So there I was on Sunday, knackered after an 8 hours on various trains and glad to be home. Kiss the wife, check up on sleeping daughter, let the dog go mad and lick my face half-off, check the various online sources of information on which I rely. I’m perfectly prepared for the usual round of duplicity, despair and intrigue, but am not prepared for a news story about someone I regarded as a friend dying at the age of just 53.

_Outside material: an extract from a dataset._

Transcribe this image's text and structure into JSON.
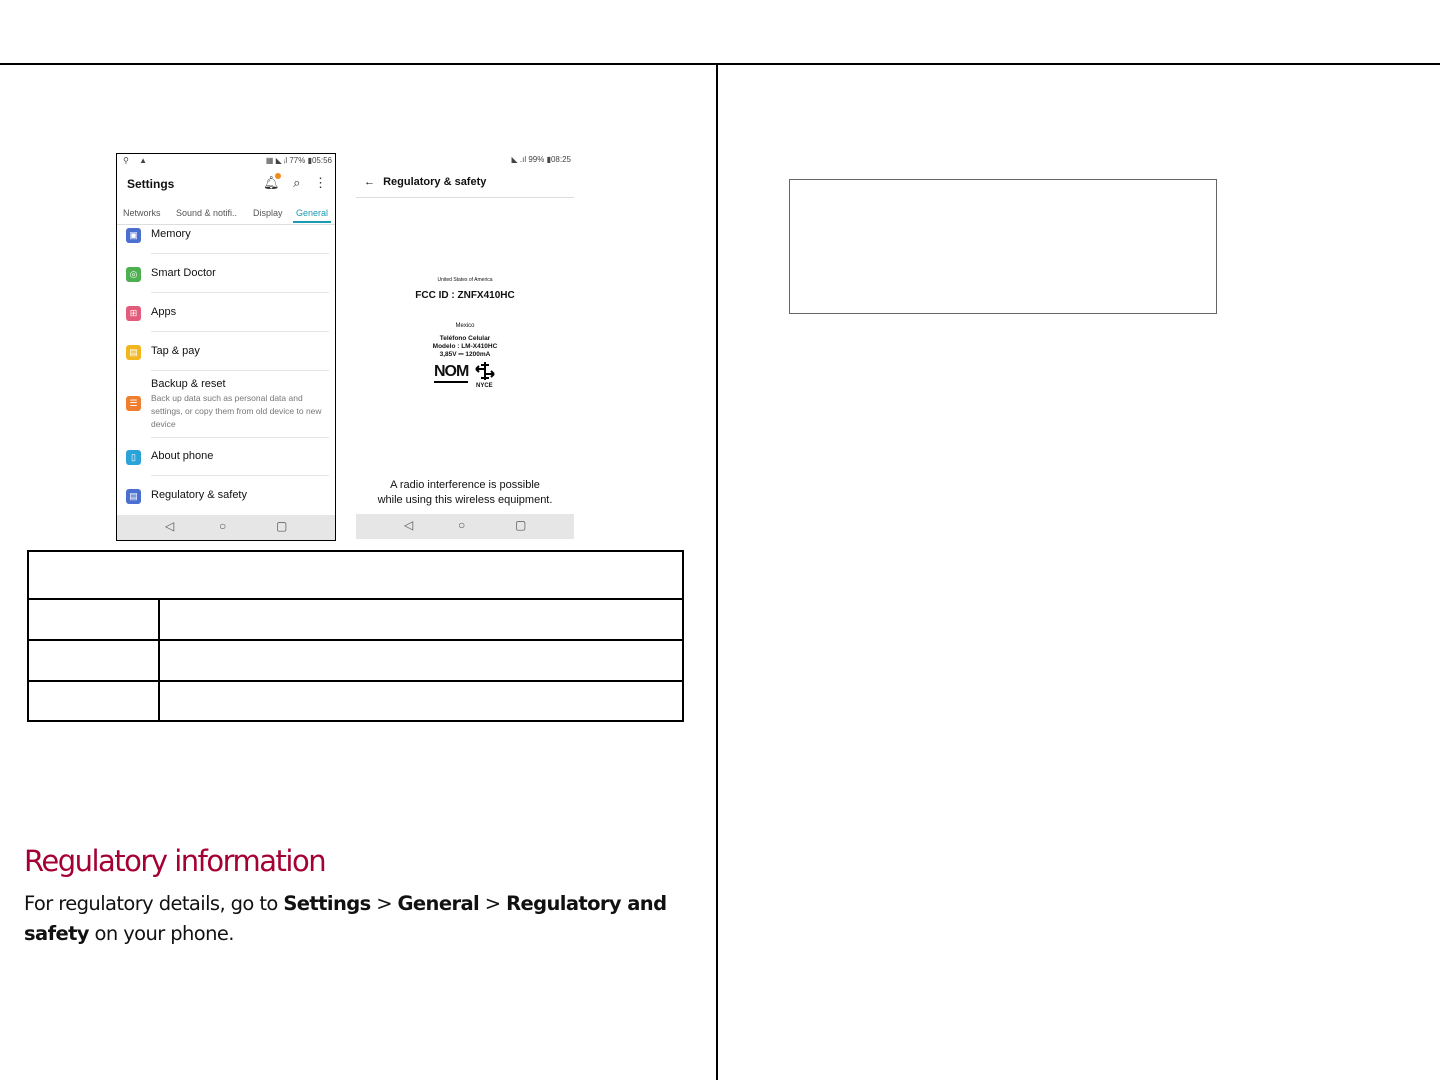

I first made contact with Big George when he was doing a superb Sunday night show on BBC radio stations in the east, about eight years ago. I’d been a fan of his theme tune work for ages, and I knew his reputation as a top session bass player, but what I didn’t know until then was that he was also a great communicator. He only played what he liked and he told you why he liked it, what made it great and so on. At the time, I was working on my first book – a history of the record industry – and I started emailing in with bits and pieces of information following up on things he said or played. Sensing a kindred spirit, he had me on the show when the book came out for a very extensive chat and wrote my first Amazon review – a rave. From then on, we stayed in touch, with the conversation always being raucous, slanderous and hilarious.

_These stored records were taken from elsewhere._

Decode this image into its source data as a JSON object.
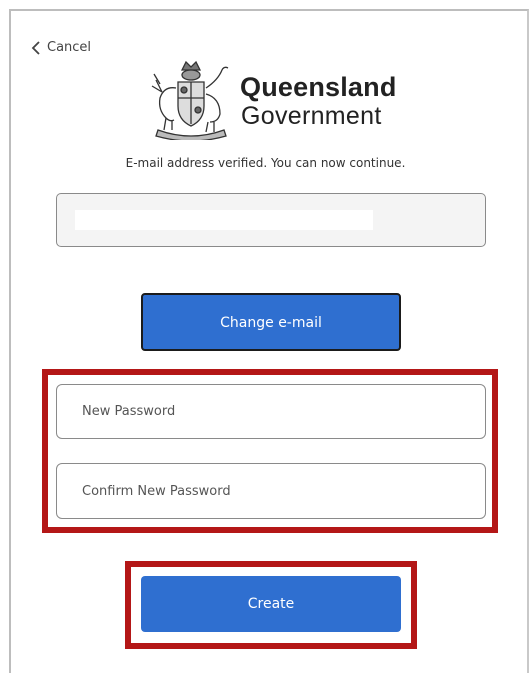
{
  "nav": {
    "cancel_label": "Cancel",
    "cancel_icon": "chevron-left-icon"
  },
  "logo": {
    "line1": "Queensland",
    "line2": "Government",
    "crest_icon": "coat-of-arms-icon"
  },
  "status": {
    "message": "E-mail address verified. You can now continue."
  },
  "email": {
    "value": ""
  },
  "buttons": {
    "change_email": "Change e-mail",
    "create": "Create"
  },
  "fields": {
    "new_password_placeholder": "New Password",
    "confirm_password_placeholder": "Confirm New Password"
  },
  "colors": {
    "primary": "#2f6fd0",
    "highlight": "#b41717"
  }
}
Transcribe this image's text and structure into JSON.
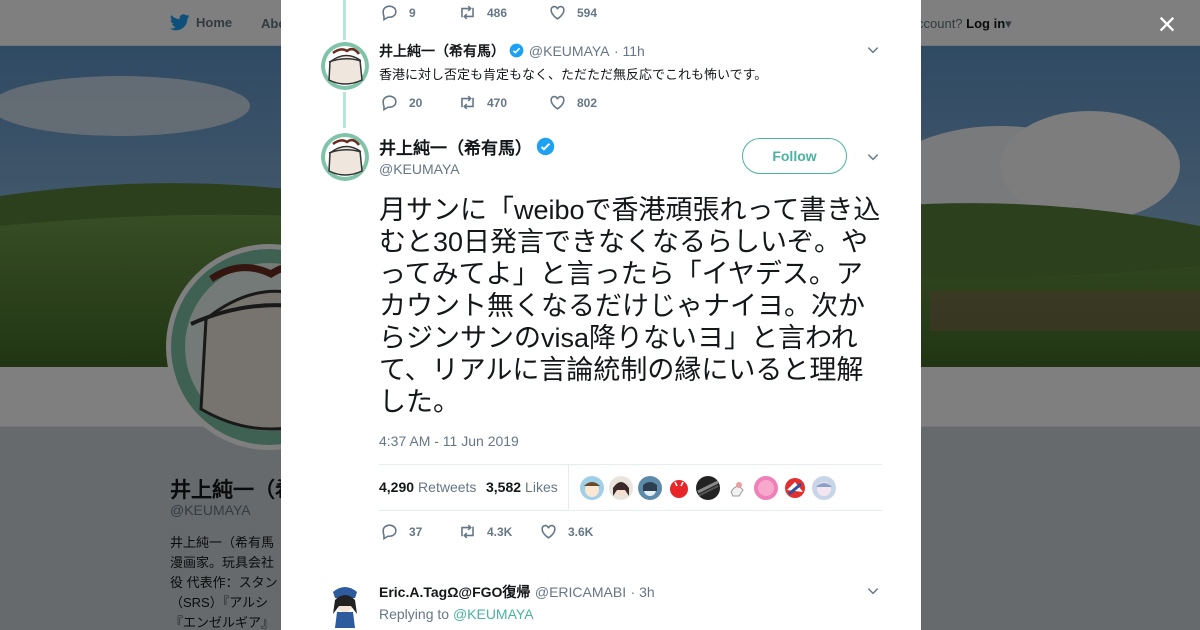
{
  "nav": {
    "home_label": "Home",
    "about_label": "Abo",
    "account_prefix": "ccount?",
    "login_label": "Log in"
  },
  "profile": {
    "name": "井上純一（希",
    "handle": "@KEUMAYA",
    "bio_lines": [
      "井上純一（希有馬",
      "漫画家。玩具会社",
      "役 代表作：スタン",
      "（SRS）『アルシ",
      "『エンゼルギア』"
    ]
  },
  "close_label": "×",
  "colors": {
    "accent": "#4ab3a0",
    "verified": "#1da1f2",
    "thread": "#b8e5d9"
  },
  "prev_tweet": {
    "actions": {
      "replies": "9",
      "retweets": "486",
      "likes": "594"
    }
  },
  "tweet1": {
    "name": "井上純一（希有馬）",
    "handle": "@KEUMAYA",
    "time": "· 11h",
    "text": "香港に対し否定も肯定もなく、ただただ無反応でこれも怖いです。",
    "actions": {
      "replies": "20",
      "retweets": "470",
      "likes": "802"
    }
  },
  "main_tweet": {
    "name": "井上純一（希有馬）",
    "handle": "@KEUMAYA",
    "follow_label": "Follow",
    "text": "月サンに「weiboで香港頑張れって書き込むと30日発言できなくなるらしいぞ。やってみてよ」と言ったら「イヤデス。アカウント無くなるだけじゃナイヨ。次からジンサンのvisa降りないヨ」と言われて、リアルに言論統制の縁にいると理解した。",
    "timestamp": "4:37 AM - 11 Jun 2019",
    "retweets_count": "4,290",
    "retweets_label": "Retweets",
    "likes_count": "3,582",
    "likes_label": "Likes",
    "actions": {
      "replies": "37",
      "retweets": "4.3K",
      "likes": "3.6K"
    }
  },
  "reply": {
    "name": "Eric.A.TagΩ@FGO復帰",
    "handle": "@ERICAMABI",
    "time": "· 3h",
    "replying_prefix": "Replying to",
    "replying_to": "@KEUMAYA"
  }
}
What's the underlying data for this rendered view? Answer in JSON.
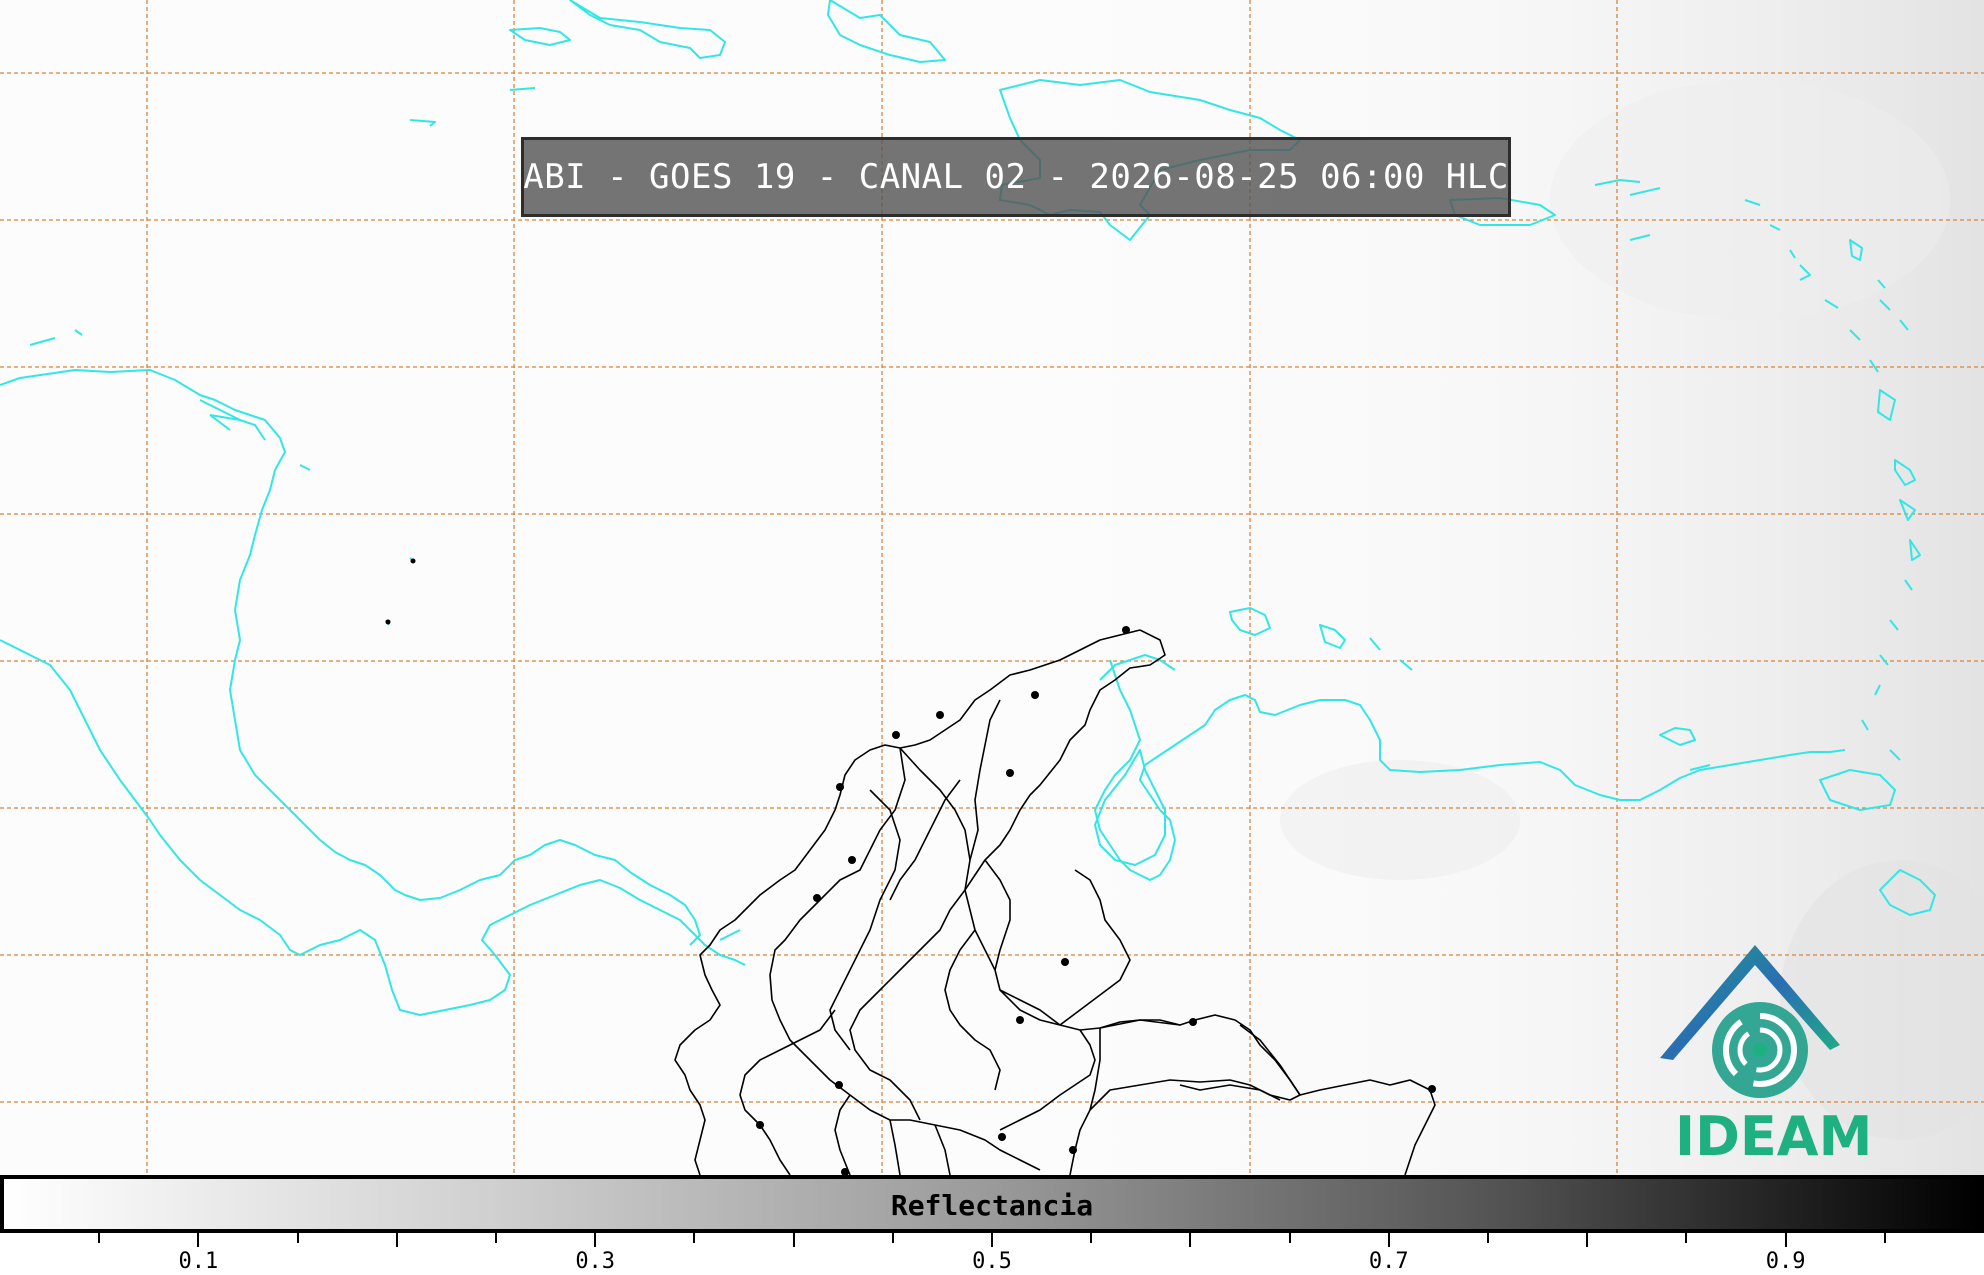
{
  "title": "ABI - GOES 19 - CANAL 02 - 2026-08-25 06:00 HLC",
  "colorbar": {
    "label": "Reflectancia",
    "tick_labels": [
      "0.1",
      "0.3",
      "0.5",
      "0.7",
      "0.9"
    ],
    "range": [
      0.0,
      1.0
    ],
    "colormap": "white-to-black",
    "colors": {
      "low": "#ffffff",
      "high": "#000000"
    }
  },
  "map": {
    "grid_color": "#d9833a",
    "coastline_color": "#33e6e6",
    "border_color": "#000000",
    "graticule_style": "dashed"
  },
  "logo": {
    "name": "ideam-logo",
    "text": "IDEAM",
    "colors": {
      "roof": "#2a6db3",
      "swirl": "#1fb082"
    }
  }
}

George did an overnight show at BBC London for a good long while, and was a master of the genre. Talk radio hosts in the UK tend to be either scrupulously even-handed (and dull), rampantly biased (and unpleasant) or devil’s advocates taking up ludicrous positions to get a reaction. George was no fence-sitter. He had his opinions and he made sure you knew what they were. However, there was always a warmth and respect underneath. He was always happy to go at it hammer and tongs with a caller, but there was a decency underpinning it all.
Funnily enough, I was just about to email him asking for his thoughts on a work project I’m beginning. I suspect he’d have been full of good advice and eminently usable anecdotes. Now I can’t. The loss felt by his family and his partner, fellow BBC London presenter JoAnne Good must be immense. In comparison, I barely knew him, but my sense of loss is great enough.
Anyway, about a year ago, he released a cover version of ‘Alfie’ recorded in downtime at the end of a jingle session. Danny Baker opened Monday’s BBC London show with it. It’s stunning. Remember him THIS way. RIP Big George.